Рассказ "Корова" - это его судьба; только Корова, потерявшая телёнка, безгласна, а он дал голос смыслам. У него тоже отняли единственного сына, и смысл ушёл... и остался до последнего вздоха. В 1938 г. был арестован единственный сын Платонова, пятнадцатилетний школьник (освобождён в 1941 г., умер в 1943 г. от болезней, нажитых в заключении).

Вот признания из тех же сводок ОГПУ.

"Я чувствую себя совершенно пустым человеком, физически пустым - сказал мне Платонов, - вот есть такие летние жуки. Они летают и даже не жужжат.

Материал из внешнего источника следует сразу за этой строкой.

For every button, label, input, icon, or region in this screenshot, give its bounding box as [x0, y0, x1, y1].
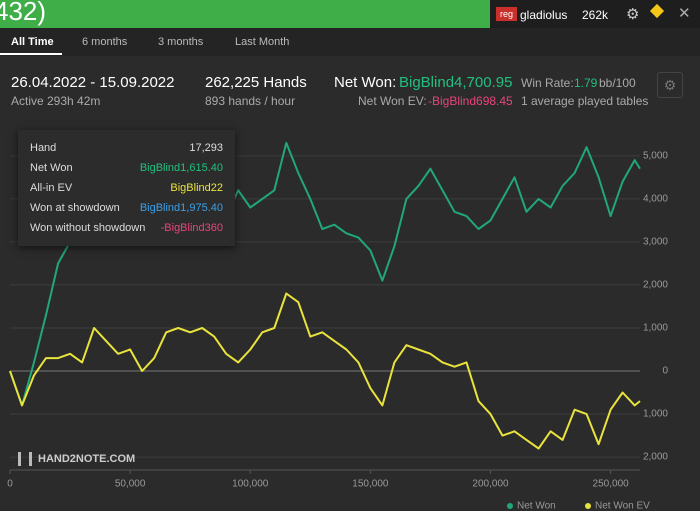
- watermark-text: HAND2NOTE.COM: [38, 452, 136, 465]
- player-name[interactable]: gladiolus: [520, 8, 568, 22]
- y-tick-label: 3,000: [643, 237, 668, 248]
- hands-short: 262k: [582, 8, 609, 22]
- settings-icon[interactable]: ⚙: [626, 6, 640, 23]
- y-tick-label: 0: [662, 366, 668, 377]
- title-fragment: 432): [0, 0, 47, 26]
- x-tick-label: 0: [7, 479, 13, 490]
- legend-marker: [507, 503, 513, 509]
- logo: [18, 452, 32, 466]
- tooltip-value: BigBlind22: [170, 182, 223, 194]
- tab-bar: All Time 6 months 3 months Last Month: [0, 28, 700, 56]
- y-tick-label: 2,000: [643, 280, 668, 291]
- hands-per-hour: 893 hands / hour: [205, 94, 296, 108]
- tooltip-label: All-in EV: [30, 182, 73, 194]
- close-icon[interactable]: ✕: [678, 5, 691, 22]
- net-won-ev: -BigBlind698.45: [428, 94, 513, 108]
- tooltip-value: BigBlind1,975.40: [139, 202, 223, 214]
- y-tick-label: 4,000: [643, 194, 668, 205]
- tooltip-value: 17,293: [189, 142, 223, 154]
- x-tick-label: 150,000: [352, 479, 389, 490]
- net-won: BigBlind4,700.95: [399, 74, 513, 91]
- win-rate: 1.79: [574, 76, 598, 90]
- legend-label: Net Won EV: [595, 501, 650, 511]
- tooltip-row: Hand 17,293: [30, 142, 223, 162]
- y-tick-label: 5,000: [643, 150, 668, 161]
- y-tick-label: 1,000: [643, 323, 668, 334]
- y-tick-label: 1,000: [643, 409, 668, 420]
- tab[interactable]: Last Month: [235, 36, 290, 48]
- tooltip-label: Hand: [30, 142, 57, 154]
- watermark: HAND2NOTE.COM: [18, 452, 135, 466]
- tooltip-row: Won without showdown -BigBlind360: [30, 222, 223, 242]
- tooltip-row: Net Won BigBlind1,615.40: [30, 162, 223, 182]
- chart-settings[interactable]: ⚙: [657, 72, 683, 98]
- tooltip-value: BigBlind1,615.40: [139, 162, 223, 174]
- x-tick-label: 250,000: [593, 479, 630, 490]
- tooltip-label: Won without showdown: [30, 222, 146, 234]
- tab-underline: [0, 53, 62, 55]
- player-panel: reg gladiolus 262k ⚙ ✕: [490, 0, 700, 28]
- net-won-ev-label: Net Won EV:: [358, 94, 427, 108]
- tooltip-label: Won at showdown: [30, 202, 120, 214]
- x-tick-label: 100,000: [232, 479, 269, 490]
- x-tick-label: 200,000: [472, 479, 509, 490]
- win-rate-unit: bb/100: [599, 76, 636, 90]
- tab[interactable]: All Time: [11, 36, 54, 48]
- tooltip-value: -BigBlind360: [160, 222, 223, 234]
- title-bar: 432): [0, 0, 490, 28]
- series-line: [9, 292, 641, 450]
- tooltip-row: Won at showdown BigBlind1,975.40: [30, 202, 223, 222]
- net-won-label: Net Won:: [334, 74, 397, 91]
- date-range: 26.04.2022 - 15.09.2022: [11, 74, 175, 91]
- tooltip: Hand 17,293 Net Won BigBlind1,615.40 All-i…: [18, 130, 235, 246]
- badge: reg: [496, 7, 518, 21]
- tables: 1 average played tables: [521, 94, 649, 108]
- win-rate-label: Win Rate:: [521, 76, 574, 90]
- x-tick-label: 50,000: [115, 479, 146, 490]
- tab[interactable]: 3 months: [158, 36, 204, 48]
- y-tick-label: 2,000: [643, 452, 668, 463]
- legend-marker: [585, 503, 591, 509]
- active-time: Active 293h 42m: [11, 94, 101, 108]
- legend-label: Net Won: [517, 501, 556, 511]
- hands: 262,225 Hands: [205, 74, 307, 91]
- tab[interactable]: 6 months: [82, 36, 128, 48]
- tooltip-label: Net Won: [30, 162, 73, 174]
- tooltip-row: All-in EV BigBlind22: [30, 182, 223, 202]
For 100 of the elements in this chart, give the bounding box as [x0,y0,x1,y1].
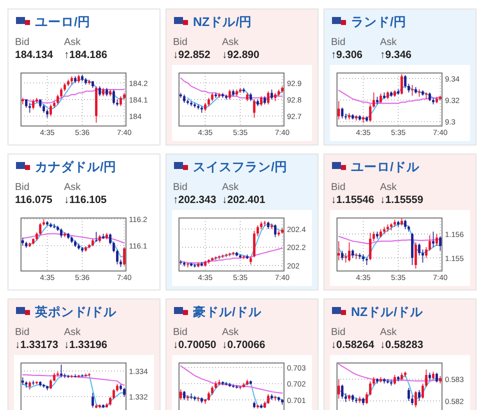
candlestick [436,234,438,246]
text: Bid [173,182,188,193]
candlestick [422,249,424,264]
candlestick [404,74,406,89]
chart-title: 豪ドル/ドル [192,304,262,319]
candlestick [50,378,52,390]
candlestick [341,250,344,261]
line-series [29,224,125,258]
candlestick [112,241,115,253]
text: ↓0.70050 [173,339,216,351]
candlestick [56,94,59,105]
chart-title: NZドル/ドル [351,305,424,319]
candlestick [414,390,417,408]
candlestick [400,74,403,96]
candlestick [425,246,428,258]
chart-title: ランド/円 [351,15,406,29]
candlestick [112,388,115,400]
text: Bid [173,327,188,338]
chart-title: ユーロ/ドル [351,160,420,174]
candlestick [418,390,420,402]
candlestick [432,231,434,248]
text: 116.075 [15,194,53,206]
candlestick [116,249,118,265]
candlestick [372,231,375,242]
candlestick [180,388,182,400]
chart-title: 英ポンド/ドル [34,305,118,319]
line-series [187,224,283,266]
candlestick [411,395,414,406]
candlestick [270,89,273,100]
candlestick [28,102,31,114]
text: ↓92.890 [222,49,260,61]
candlestick [418,243,420,256]
candlestick [369,380,372,396]
candlestick [338,378,340,400]
text: Ask [222,327,240,338]
candlestick [260,96,262,107]
line-series [180,365,283,394]
text: ↑9.346 [380,49,412,61]
text: ↓0.58283 [380,339,424,351]
candlestick [408,387,410,402]
candlestick [228,89,231,100]
text: Ask [64,327,82,338]
candlestick [425,369,428,388]
text: ↓1.33196 [64,339,108,351]
candlestick [253,230,256,258]
candlestick [274,224,276,238]
candlestick [32,99,34,110]
candlestick [341,107,344,119]
text: Ask [380,182,398,193]
candlestick [428,234,431,252]
candlestick [436,372,438,383]
text: ↓92.852 [173,49,211,61]
text: ↓202.401 [222,194,266,206]
text: ↓0.58264 [331,339,374,351]
candlestick [341,384,344,400]
candlestick [60,88,62,98]
text: Ask [380,327,398,338]
candlestick [120,96,122,107]
line-series [22,374,125,386]
candlestick [98,86,101,97]
candlestick [256,224,259,237]
text: Ask [64,37,82,48]
candlestick [338,100,340,120]
candlestick [60,364,62,378]
text: 184.134 [15,49,54,61]
candlestick [394,374,396,386]
candlestick [411,232,414,266]
candlestick [112,89,115,105]
candlestick [267,90,270,105]
candlestick [422,383,424,400]
line-series [180,382,283,408]
candlestick [380,93,382,104]
text: Ask [222,37,240,48]
candlestick [39,222,42,236]
chart-title: スイスフラン/円 [193,160,288,174]
text: Bid [331,182,346,193]
candlestick [369,104,372,122]
candlestick [338,240,340,261]
text: Bid [331,37,346,48]
line-series [22,89,125,104]
text: Bid [15,182,30,193]
candlestick [109,396,112,406]
text: Ask [64,182,82,193]
candlestick [253,99,256,118]
line-series [22,374,125,408]
text: Bid [15,37,30,48]
candlestick [348,242,350,262]
candlestick [109,233,112,245]
candlestick [50,104,52,116]
candlestick [60,228,62,238]
candlestick [411,84,414,96]
line-series [29,79,125,110]
text: ↓116.105 [64,194,107,206]
candlestick [123,387,126,398]
candlestick [267,394,270,404]
text: Ask [380,37,398,48]
chart-title: NZドル/円 [193,15,252,29]
chart-title: カナダドル/円 [35,160,116,174]
candlestick [372,92,375,108]
text: Ask [222,182,240,193]
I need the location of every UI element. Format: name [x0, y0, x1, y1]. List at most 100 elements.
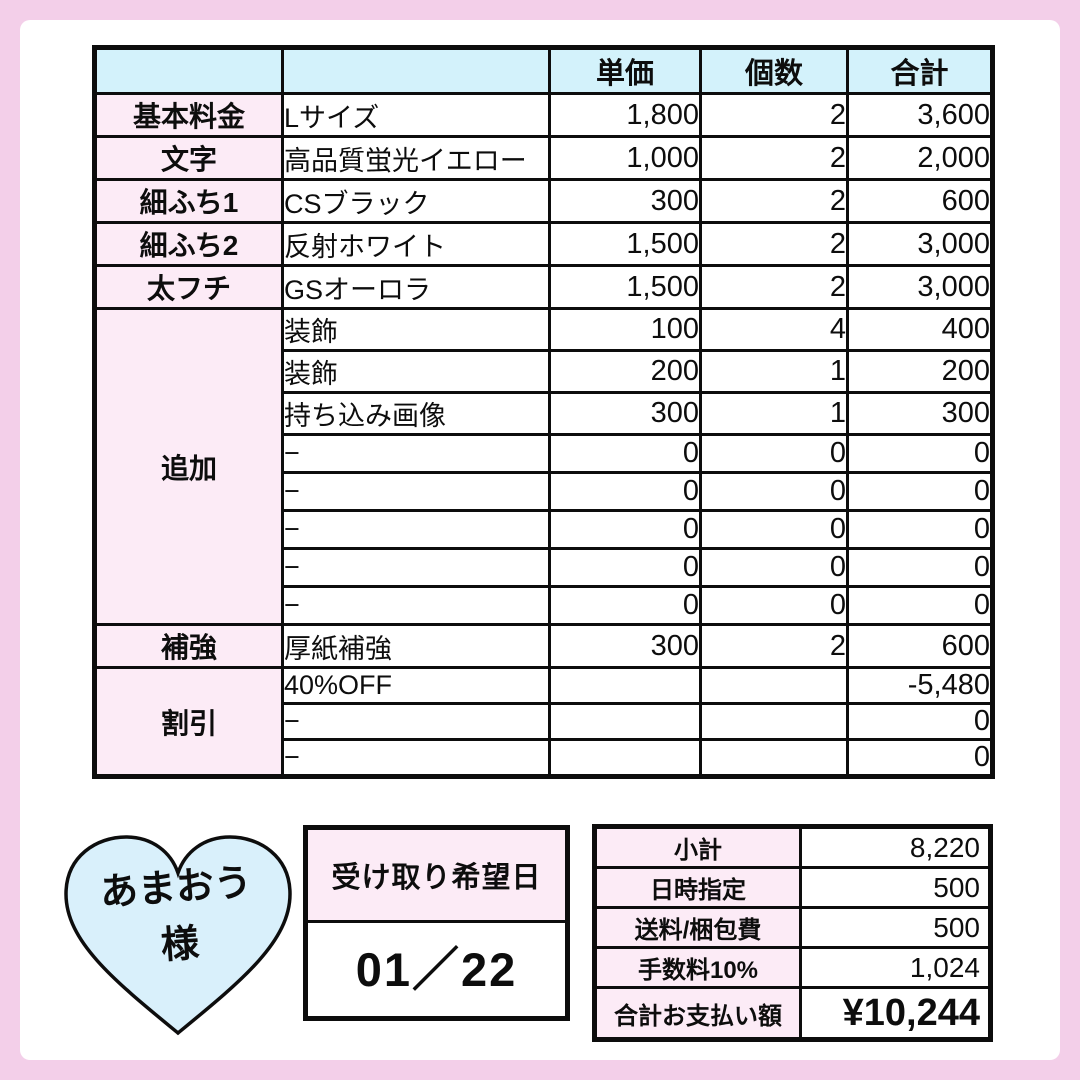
row-quantity: 0	[699, 471, 849, 512]
row-quantity	[699, 702, 849, 741]
row-description: −	[281, 433, 551, 474]
row-total: -5,480	[846, 666, 994, 705]
row-label: 細ふち2	[93, 221, 284, 267]
table-row: − 0 0 0	[95, 471, 994, 512]
row-quantity	[699, 666, 849, 705]
row-description: 装飾	[281, 307, 551, 352]
row-quantity: 0	[699, 585, 849, 626]
row-quantity: 2	[699, 264, 849, 310]
row-quantity	[699, 738, 849, 778]
table-row: − 0 0 0	[95, 547, 994, 588]
addon-section-label: 追加	[93, 307, 284, 626]
row-quantity: 2	[699, 135, 849, 181]
row-total: 0	[846, 585, 994, 626]
table-row: − 0 0 0	[95, 433, 994, 474]
header-empty-category	[93, 46, 284, 95]
row-quantity: 1	[699, 391, 849, 436]
row-total: 300	[846, 391, 994, 436]
row-unit-price: 0	[548, 509, 702, 550]
row-description: 高品質蛍光イエロー	[281, 135, 551, 181]
discount-section-label: 割引	[93, 666, 284, 778]
row-unit-price: 0	[548, 547, 702, 588]
row-quantity: 1	[699, 349, 849, 394]
row-total: 200	[846, 349, 994, 394]
row-total: 0	[846, 471, 994, 512]
table-row: 割引 40%OFF -5,480	[93, 666, 994, 778]
row-unit-price: 300	[548, 178, 702, 224]
row-unit-price: 0	[548, 471, 702, 512]
row-unit-price: 1,000	[548, 135, 702, 181]
row-unit-price	[548, 666, 702, 705]
order-table: 単価 個数 合計 基本料金 Lサイズ 1,800 2 3,600 文字 高品質蛍…	[92, 45, 995, 779]
row-unit-price	[548, 738, 702, 778]
table-row: − 0	[95, 702, 994, 741]
header-total: 合計	[846, 46, 994, 95]
table-row: 文字 高品質蛍光イエロー 1,000 2 2,000	[93, 135, 994, 181]
row-total: 2,000	[846, 135, 994, 181]
table-row: 細ふち2 反射ホワイト 1,500 2 3,000	[93, 221, 994, 267]
row-unit-price: 300	[548, 391, 702, 436]
summary-row-fee: 手数料10% 1,024	[593, 946, 992, 989]
summary-label: 送料/梱包費	[593, 906, 802, 949]
pickup-date-value: 01／22	[355, 943, 518, 996]
row-label: 文字	[93, 135, 284, 181]
row-unit-price: 200	[548, 349, 702, 394]
summary-row-grand-total: 合計お支払い額 ¥10,244	[593, 986, 992, 1041]
row-description: CSブラック	[281, 178, 551, 224]
row-description: 厚紙補強	[281, 623, 551, 669]
row-unit-price: 1,500	[548, 221, 702, 267]
row-unit-price: 1,500	[548, 264, 702, 310]
row-quantity: 2	[699, 221, 849, 267]
row-total: 0	[846, 547, 994, 588]
table-row: 太フチ GSオーロラ 1,500 2 3,000	[93, 264, 994, 310]
summary-value: 500	[799, 906, 992, 949]
pickup-date-label: 受け取り希望日	[308, 830, 565, 923]
row-unit-price: 100	[548, 307, 702, 352]
row-total: 3,000	[846, 221, 994, 267]
customer-name-line: あまおう	[98, 861, 254, 915]
summary-row-date-designation: 日時指定 500	[593, 866, 992, 909]
table-row: 追加 装飾 100 4 400	[93, 307, 994, 626]
row-total: 3,000	[846, 264, 994, 310]
summary-value: 8,220	[799, 825, 992, 869]
header-quantity: 個数	[699, 46, 849, 95]
pickup-date-box: 受け取り希望日 01／22	[303, 825, 570, 1021]
customer-honorific: 様	[159, 922, 201, 968]
table-row: − 0	[95, 738, 994, 778]
row-total: 3,600	[846, 92, 994, 138]
row-description: −	[281, 738, 551, 778]
summary-grand-total-value: ¥10,244	[799, 986, 992, 1041]
row-quantity: 0	[699, 509, 849, 550]
row-description: −	[281, 471, 551, 512]
row-total: 600	[846, 623, 994, 669]
summary-label: 日時指定	[593, 866, 802, 909]
summary-value: 500	[799, 866, 992, 909]
row-quantity: 0	[699, 433, 849, 474]
summary-table: 小計 8,220 日時指定 500 送料/梱包費 500 手数料10% 1,02…	[592, 824, 993, 1042]
row-description: 40%OFF	[281, 666, 551, 705]
table-row: 持ち込み画像 300 1 300	[95, 391, 994, 436]
row-total: 600	[846, 178, 994, 224]
row-total: 0	[846, 433, 994, 474]
header-unit-price: 単価	[548, 46, 702, 95]
table-row: − 0 0 0	[95, 585, 994, 626]
customer-name-heart: あまおう 様	[52, 826, 304, 1048]
table-row: 補強 厚紙補強 300 2 600	[93, 623, 994, 669]
row-label: 補強	[93, 623, 284, 669]
summary-label: 手数料10%	[593, 946, 802, 989]
header-empty-description	[281, 46, 551, 95]
row-description: −	[281, 547, 551, 588]
row-unit-price: 0	[548, 433, 702, 474]
row-quantity: 4	[699, 307, 849, 352]
row-description: −	[281, 509, 551, 550]
row-quantity: 2	[699, 178, 849, 224]
row-label: 太フチ	[93, 264, 284, 310]
summary-row-subtotal: 小計 8,220	[593, 825, 992, 869]
row-unit-price: 0	[548, 585, 702, 626]
row-total: 0	[846, 509, 994, 550]
table-row: − 0 0 0	[95, 509, 994, 550]
customer-name: あまおう 様	[48, 851, 307, 982]
row-description: 反射ホワイト	[281, 221, 551, 267]
row-label: 細ふち1	[93, 178, 284, 224]
row-label: 基本料金	[93, 92, 284, 138]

Потому что они пустые насквозь. Смерть сына открыла мне глаза на мою жизнь. Что она теперь моя жизнь?.. Для чего и кого мне жить?... Советская власть отняла у меня сына - советская власть упорно хотела многие годы отнять у меня и звание писателя. Но моего творчества никто у меня не отнимет. Они и теперь-то печатают меня, скрипя зубами. Но я человек упорный. Страдания меня только закаляют. Я со своих позиций не сойду никуда и никогда. Все думают, что я против коммунистов. Нет, я против тех, кто губит нашу страну. Кто хочет затоптать наше русское, дорогое моему сердцу. А сердце моё болит. Ах, как болит!.. Моё сердце разрывается от горя, крови и человеческих страданий. Я много напишу. Война меня многому научила".

И ниже печать:

"Верно: Старший оперативный уполномоченный отделения 2 отдела 3 управления НКВД".

"Мысль его всё время возвращалась к смерти сына, потери которого он не может забыть. О своей болезни - Платонов недавно заболел туберкулёзом в тяжёлой форме - он говорит как о "благосклонности судьбы, которая хочет сократить сроки его жизни". Жизнь он воспринимает как страдание, как бесплодную борьбу с человеческой грубостью и гонение на свободную мысль" (Сводки ОГПУ-НКВД).

""За что вы все меня преследуете? - восклицал Платонов, - вы, вы все? Товарищи, - я знаю, - преследуют из зависти. Редакторы - из трусости. Их корчит от испуга, когда я показываю истинную русскую душу, не препарированную всеми этими азбуками коммунизма... Вот, нашли себе врага в лице писателя Платонова! Тоже - какой страшный враг, пишет о страдании человека, о глубине его души..."

Он вдруг закричал: "Не буду холопом! Не хочу быть холопом!"

...Он стал говорить о том, что чувствует себя гражданином мира, чуждым расовых предрассудков, и в этом смысле верным последователем советской власти. Но советская власть ошибается, держа курс на затемнение человеческого разума. "...Уставная литература, которую у нас насаждают, помогает шагистике, но убивает душевную жизнь... Наша революция начинала, как светлая идея человечества, а кончает, как военное государство. И то, что раньше было душой движения, теперь выродилось в лицемерие или в подстановку понятий: свободой у нас называют принуждение, а демократизмом диктатуру назначенцев"" (Сводки ОГПУ-НКВД).

"Всю войну я провёл на фронте, в землянках. Я увидел теперь совсем по-другому свой народ. Русский народ, многострадальный, такой, который цензура у меня всегда вымарывает, вычёркивает и не даёт говорить о русском народе. Сейчас мне трудно. У меня туберкулёз второй степени, я харкаю кровью... Я устал за войну. Меня уже кроют и будут крыть всё, что бы я ни написал... А главное, я как поэму описываю труд человека и что может от этого произойти, когда труд поётся, как песня, как любовь. Хочу написать эту повесть, а потом умереть. Конечно, так как я писатель, то писать я буду до последнего вздоха и при любых условиях, на кочке, на чердаке, - где хотите, но я очень устал и дома условия невозможные... Желание работать сейчас огромное. Мне кажется, я так бы и сидел, не отрываясь" (Сводки ОГПУ-НКВД, 18 мая 1945 г.).

5 января 1951 г. Андрей Платонович Платонов умер.

До конца 80-х годов XX века у себя на Родине Платонов как писатель оставался практически неизвестен. Его основные произведения - роман "Чевенгур", повести "Котлован", "Ювенильное море" были опубликованы в России лишь с началом перестройки.

"После утраты Афродиты Назар Фомин понял, что всеобщее блаженство и наслаждение жизнью, как он их представлял дотоле, ложная мечта, и не в том состоит истина человека и его действительное блаженство... В сущности, в стремлении к счастью для себя есть что-то низменное и непрочное; лишь с подвига и исполнения своего долга перед народом, зачавшим его на свет, начинается человек, и в том состоит его высшее удовлетворение или истинное вечное счастье, которого уже не может истребить никакое бедствие, ни горе, ни отчаяние" ("Афродита").